Neto Fagundes, cantor e apresentador do Galpão Crioulo, reforça que Telmo trabalhou com um segmento muito importante da cultura gaúcha em O Esquilador, pois a partir dali vem toda a fiação e a lã.
— Naquele momento, Telmo consolida um tipo de música que representa muito para o nativismo, que era escrever e cantar as lidas do campo. E uma delas era a esquila, tão cultuada na região da Fronteira. A partir dali, foi para o mundo todo — pontua Neto.
O compositor, historiador e mestre em Literatura Vinícius Brum sublinha que O Esquilador talvez seja a mais emblemática das criações de Telmo. Para ele, uma boa antologia de canções surgidas a partir dos festivais nativistas deverá contemplar “quando é tempo de tosquia já clareia o dia com outro sabor...”.

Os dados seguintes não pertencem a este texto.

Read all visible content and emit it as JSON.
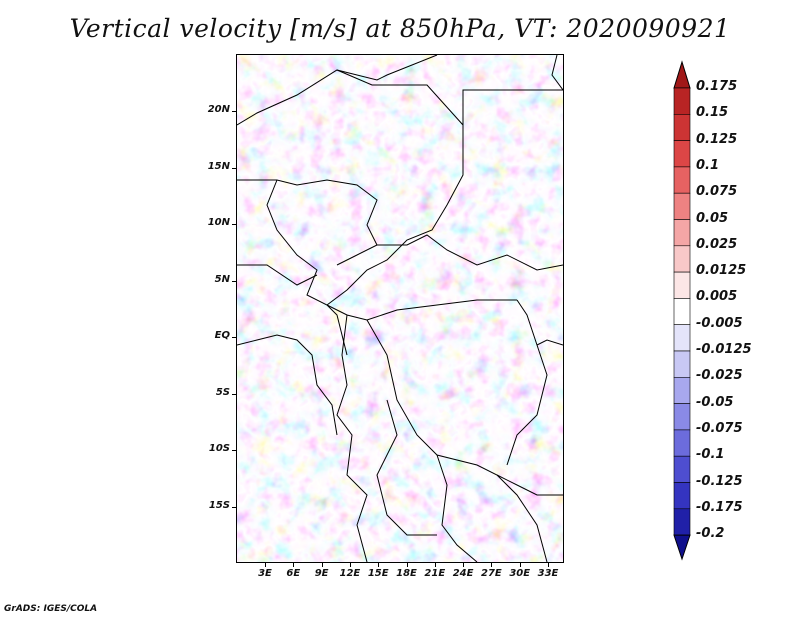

— O Esquilador, em um primeiro momento, parece dizer apenas de uma atividade do homem do campo, qual seja a tosa ou esquila de ovelhas para que se possa obter a lã com a qual se carda os ponchos para enfrentar a invernia. Contudo, ainda que essa primeira interpretação esteja correta, a canção deixa um ensinamento cuja metáfora parece conter o largo da experiência humana: “Quem vendeu tesouras na ilusão povoeira, volte pra Fronteira para se encontrar”. Ir e voltar! A eterna recorrência dos povos sobre a terra desde de que o homem começa a perceber-se. O poeta sabe e ensina: talvez só poderemos nos encontrar quando atingirmos a nossa fronteira. Inaugural e infinita fronteira — reflete o músico.
Brum conclui:
— A lã de nossas penas necessita de um esquilador. Telmo de Lima Freitas sempre soube, deve ter esquilado as suas, e mostrou a todos o caminho cantando: “Quando é tempo de tosquia, já clareia o dia com outro sabor”.